Sunday, July 6, 2014

There in the unattainable heights above some mysterious change had already taken place...  The sky had turned blue and bright; it answered his questioning look with the same tenderness, but with the same unfathomability.
Leo Tolstoy, Anna Karenina, Part 3, section xii


Wednesday night was the birthday of Yesi (pronounced Jessie), the front desk supervisor at Little Cayman Beach Resort, where we are staying.  Julia is her friend, so she was invited to her birthday party, and I tagged along.  I wore my sweet new altered maternity dress from Target (yay for Target and maternity dresses that can be altered!) and felt breezy and cute, so that was a plus.  I think I had even washed my hair all special.  (I'm not entirely sure since moments of getting wet, either in the shower or the pool or the ocean or with sweat, have started to run together...)

Anyway, the party was at this girl's studio apartment three stories up; basically a large box on stilts with porch around it.  It has an amazing view and the sky gave us quite a show of heat lightning on all sides.  We ate food and danced to a very short playlist of songs over and over and I won the limbo contest and the birthday girl's husband, Jose, danced merengue with me.  He started slow, but I've done some partner dancing in my time, so when I followed his lead in all the turnings, his eyes got bigger and bigger and we danced faster and faster with spin after spin after spin!  And at the end he declared me a marvelous dancer.

And by that time (which was after midnight), Julia and I were sweaty and pooped, so we walked back to the resort (which was all quiet and dark) and then jumped in the pool, party dresses and all.  We felt so movie-scene-esque.  ^^  The water was cool,  the stars were out, my dress was swishy in the water...  We giggled and splashed and did handstands.  It was marvelous.

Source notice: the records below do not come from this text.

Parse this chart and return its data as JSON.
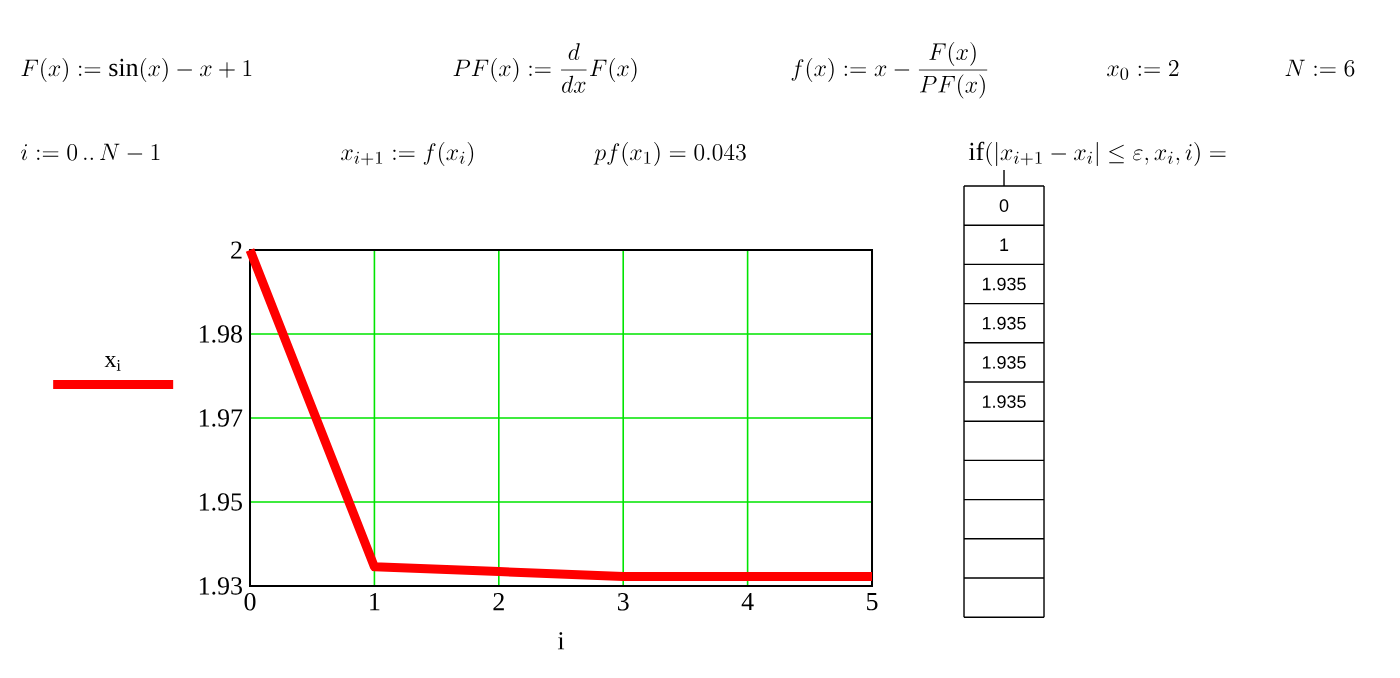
{
  "chart_data": {
    "type": "line",
    "x": [
      0,
      1,
      2,
      3,
      4,
      5
    ],
    "series": [
      {
        "name": "x$_{i}$",
        "color": "#ff0000",
        "values": [
          2,
          1.934,
          1.933,
          1.932,
          1.932,
          1.932
        ]
      }
    ],
    "xlabel": "i",
    "xlim": [
      0,
      5
    ],
    "xticks": [
      0,
      1,
      2,
      3,
      4,
      5
    ],
    "ylim": [
      1.93,
      2
    ],
    "yticks": [
      {
        "value": 1.93,
        "label": "1.93"
      },
      {
        "value": 1.9475,
        "label": "1.95"
      },
      {
        "value": 1.965,
        "label": "1.97"
      },
      {
        "value": 1.9825,
        "label": "1.98"
      },
      {
        "value": 2,
        "label": "2"
      }
    ],
    "grid": true,
    "legend": "left",
    "marker": "none",
    "line_style": "solid",
    "annotations": [
      "F(x) := \\sin(x) - x + 1",
      "PF(x) := \\frac{d}{dx}F(x)",
      "f(x) := x - \\frac{F(x)}{PF(x)}",
      "x_0 := 2",
      "N := 6",
      "i := 0 \\,..\\, N - 1",
      "x_{i+1} := f(x_i)",
      "pf(x_1) = 0.043",
      "\\mathrm{if}(|x_{i+1} - x_i| \\le \\varepsilon, x_i, i) =",
      "0",
      "1",
      "1.935",
      "1.935",
      "1.935",
      "1.935"
    ]
  }
}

Soon, though, the night sky lured us beyond.  We pulled ourselves out of the pool and dripped a path down to the end of the dock.  We climbed to the lookout porch and stood in the ocean breeze, watching the heat lightning glow behind huge piles of majestic clouds and light up the tips of choppy water.  My dress slapped against my legs.  I stood on a bench to get closer to the constellations, and I spread my arms wide, breathing in great gasps with laughter slipping out that tried to express the awesomeness of everything.

We walked to the very edge of the dock, out where the next step would send us into the water.  It was silent beneath the wind, a silence of great empty spaces like the sky and the sea.  With the roiling mountains of distant storm cloud and the flashes of bright light in our eyes, and the dark moving ocean at our feet, I imagined that we could have walked right out on top of the water, through the night, like a pair of elemental goddesses.  The sea and the air couldn't help but hold us up.  And then there was a shooting star, larger than any either of us had ever seen.  It streaked a gold path through the sky, so distinctly a ball of burning matter and so big that we half-expected to hear a splash from where it winked out on the horizon.


There just isn't a way to describe how this magic of the moment swirled around me and tried to fill my lungs to bursting.  I felt like a paper person in a whirlwind of light and sound and air.  I felt like my common self had no business inhabiting such an intense moment, like I didn't have a place to put it, like I would have had to break the skin of my self in order to assimilate such an outpouring of universal attention.  I was there and took it in with each breath, but I can't help but feel that I should have burned right up and been reborn a phoenix with all that latent magic crackling in the sky.

Eventually we meandered home and climbed into bed sometime around two in the morning.
In holding on to this memory, I want to forget that my life's dearest wishes are yet unfulfilled.  Because I am granted such a moment.  Shouldn't that be enough?  And I cannot help but be grateful.